# back ground paint.



## ludds (Sep 7, 2010)

Hi, Everyone

Does anyone know where the best place is too buy paint for aquarium back ground.
That safe and easy to remove if I ever change my mind and what type of paint should I look for.


----------



## 2wheelsx2 (Apr 21, 2010)

Krylon Fusion. Should be able to just scrape it off. Just mask off the trim.


----------



## Pamela (Apr 21, 2010)

As well as spray paint I've also used latex paint. The latex is handy because you can paint your tank inside your house with very little mess.


----------



## ludds (Sep 7, 2010)

Thanks for your comments. Now if I were to go with the spray paint or pails of latex paint? how much do you think I will need to cover a 4' X 3' and a 6' x 2' pane of glass how many coats do you reckon. Got two tanks to do


----------



## eternity302 (Apr 22, 2010)

2wheelsx2 said:


> Krylon Fusion. Should be able to just scrape it off. Just mask off the trim.

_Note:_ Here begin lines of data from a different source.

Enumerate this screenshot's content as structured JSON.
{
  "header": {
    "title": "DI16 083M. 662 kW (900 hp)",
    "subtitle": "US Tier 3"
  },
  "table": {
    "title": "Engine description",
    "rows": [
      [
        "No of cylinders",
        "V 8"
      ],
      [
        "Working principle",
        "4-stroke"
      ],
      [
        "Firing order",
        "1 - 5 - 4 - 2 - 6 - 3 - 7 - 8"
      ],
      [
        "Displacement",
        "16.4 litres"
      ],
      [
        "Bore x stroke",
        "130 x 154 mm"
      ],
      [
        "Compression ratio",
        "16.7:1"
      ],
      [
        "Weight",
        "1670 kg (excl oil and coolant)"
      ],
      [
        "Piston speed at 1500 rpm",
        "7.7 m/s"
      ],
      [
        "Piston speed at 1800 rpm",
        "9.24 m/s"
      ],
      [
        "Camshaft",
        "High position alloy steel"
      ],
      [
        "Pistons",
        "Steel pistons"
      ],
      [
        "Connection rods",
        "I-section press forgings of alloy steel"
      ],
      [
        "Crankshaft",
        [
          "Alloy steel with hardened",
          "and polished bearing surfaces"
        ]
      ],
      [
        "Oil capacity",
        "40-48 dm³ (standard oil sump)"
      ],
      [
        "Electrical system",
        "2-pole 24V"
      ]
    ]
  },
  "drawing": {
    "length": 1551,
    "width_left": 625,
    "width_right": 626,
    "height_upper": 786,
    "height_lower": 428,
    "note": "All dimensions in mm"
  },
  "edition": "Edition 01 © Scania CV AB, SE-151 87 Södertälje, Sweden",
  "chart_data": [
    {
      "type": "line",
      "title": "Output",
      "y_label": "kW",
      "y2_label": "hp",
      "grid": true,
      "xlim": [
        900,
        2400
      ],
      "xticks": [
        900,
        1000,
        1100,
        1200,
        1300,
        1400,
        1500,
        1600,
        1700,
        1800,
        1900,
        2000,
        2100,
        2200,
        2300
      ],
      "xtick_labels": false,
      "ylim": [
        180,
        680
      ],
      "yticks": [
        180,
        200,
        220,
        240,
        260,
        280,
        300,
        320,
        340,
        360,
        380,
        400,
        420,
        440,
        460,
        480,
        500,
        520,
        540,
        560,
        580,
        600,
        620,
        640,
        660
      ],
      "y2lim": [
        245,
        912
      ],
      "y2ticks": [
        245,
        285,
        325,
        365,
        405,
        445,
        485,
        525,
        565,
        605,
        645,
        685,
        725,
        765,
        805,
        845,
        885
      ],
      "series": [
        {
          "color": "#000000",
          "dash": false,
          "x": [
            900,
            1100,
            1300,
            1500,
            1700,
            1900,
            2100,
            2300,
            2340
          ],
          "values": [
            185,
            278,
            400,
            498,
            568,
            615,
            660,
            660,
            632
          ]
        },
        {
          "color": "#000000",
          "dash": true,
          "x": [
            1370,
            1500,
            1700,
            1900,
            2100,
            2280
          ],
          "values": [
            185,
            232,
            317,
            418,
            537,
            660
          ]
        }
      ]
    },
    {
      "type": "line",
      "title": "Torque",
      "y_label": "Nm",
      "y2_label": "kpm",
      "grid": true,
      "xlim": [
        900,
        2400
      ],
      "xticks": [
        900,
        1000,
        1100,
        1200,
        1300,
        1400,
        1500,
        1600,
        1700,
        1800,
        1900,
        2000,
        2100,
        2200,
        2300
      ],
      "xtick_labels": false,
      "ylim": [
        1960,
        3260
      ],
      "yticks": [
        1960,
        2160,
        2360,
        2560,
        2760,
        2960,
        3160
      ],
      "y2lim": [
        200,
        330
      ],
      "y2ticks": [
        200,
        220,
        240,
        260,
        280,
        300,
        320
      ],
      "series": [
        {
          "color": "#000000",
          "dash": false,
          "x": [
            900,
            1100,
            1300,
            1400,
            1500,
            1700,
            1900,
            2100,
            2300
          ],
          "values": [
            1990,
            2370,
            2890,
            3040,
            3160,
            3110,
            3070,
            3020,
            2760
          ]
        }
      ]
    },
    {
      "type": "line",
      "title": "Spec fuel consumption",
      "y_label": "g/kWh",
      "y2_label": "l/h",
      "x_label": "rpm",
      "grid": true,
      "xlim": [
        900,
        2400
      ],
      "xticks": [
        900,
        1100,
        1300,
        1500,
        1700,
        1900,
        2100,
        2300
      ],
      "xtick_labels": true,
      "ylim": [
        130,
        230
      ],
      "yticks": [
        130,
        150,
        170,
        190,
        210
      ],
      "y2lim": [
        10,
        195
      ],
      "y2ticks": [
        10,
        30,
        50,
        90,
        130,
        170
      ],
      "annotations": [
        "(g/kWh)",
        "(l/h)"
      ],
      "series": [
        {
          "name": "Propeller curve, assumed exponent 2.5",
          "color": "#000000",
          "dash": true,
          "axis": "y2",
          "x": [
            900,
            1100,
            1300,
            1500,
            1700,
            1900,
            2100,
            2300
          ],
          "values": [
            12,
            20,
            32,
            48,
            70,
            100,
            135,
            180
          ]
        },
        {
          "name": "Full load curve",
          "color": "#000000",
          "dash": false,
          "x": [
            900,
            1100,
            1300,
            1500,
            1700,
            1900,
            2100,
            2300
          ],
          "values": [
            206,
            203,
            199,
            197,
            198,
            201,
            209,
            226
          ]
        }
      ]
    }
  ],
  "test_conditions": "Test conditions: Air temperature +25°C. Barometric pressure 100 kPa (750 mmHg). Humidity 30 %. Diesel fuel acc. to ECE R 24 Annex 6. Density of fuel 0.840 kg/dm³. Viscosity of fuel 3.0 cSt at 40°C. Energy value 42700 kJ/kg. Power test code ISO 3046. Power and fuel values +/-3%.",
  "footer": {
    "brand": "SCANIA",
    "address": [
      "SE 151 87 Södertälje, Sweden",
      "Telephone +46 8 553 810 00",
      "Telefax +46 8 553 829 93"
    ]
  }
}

Just painted my 10 gallon yesterday =)

Mask and spray, done it a billion times! With both large 55 gallons and small 10 gallons


----------



## eternity302 (Apr 22, 2010)

ludds said:


> Thanks for your comments. Now if I were to go with the spray paint or pails of latex paint? how much do you think I will need to cover a 4' X 3' and a 6' x 2' pane of glass how many coats do you reckon. Got two tanks to do


I'd recommend two cans to be safe!
I don't see why 2 cans won't be enough! And yes, it'll be safe!
DON'T use windex or anything to wipe the glass!
Just water or vinegar please!


----------



## Rogo (Mar 1, 2015)

A small can of sample paint from Home Depot should be enough; you can roll it on with a foam roller.


----------



## shift (Dec 21, 2012)

Krylon plastic fusion spray paint

http://fishtankprojects.com/aquascaping/osaka-forest-tank-log.html


----------



## randylahey (Jun 25, 2013)

A lot of people have claimed great success with spray on plasti dip. It will stick and apparently, pulls off clean as a full sheet.


----------



## ludds14 (Apr 4, 2015)

Thanks all for the tips and options


----------



## Bane (Jul 13, 2013)

Plastidip is the best, that way you can peel it off if you ever use the tank for something else, or for some reason, change the colour.


----------



## AccidentalAquarist (Sep 11, 2013)

I've always been confused by the idea of painting a tank.
Extra large sheets of construction paper from the dollar store and a bit of tape has always been my preference. 
Had tanks go for almost a decade without having to replace it.


----------



## coppercloud (Apr 14, 2012)

What about painting a sort of mural on the back of the tank with acrylic paint? it comes off glass easily enough.


----------



## DAVIS (Apr 26, 2010)

i used plastidip on my tank. it was very easy to spray on and i just recently peeled it off after a year on with no problem at all and it peeled all of in one piece.


----------



## ludds14 (Apr 4, 2015)

Ya was thinking about grabbing some plastidip, $24 a can lol my tank cost me $50 used. Hahaha lol.


----------



## eternity302 (Apr 22, 2010)

US Walmart $8


----------



## ludds14 (Apr 4, 2015)

Thanks for the tip @ eternity302


----------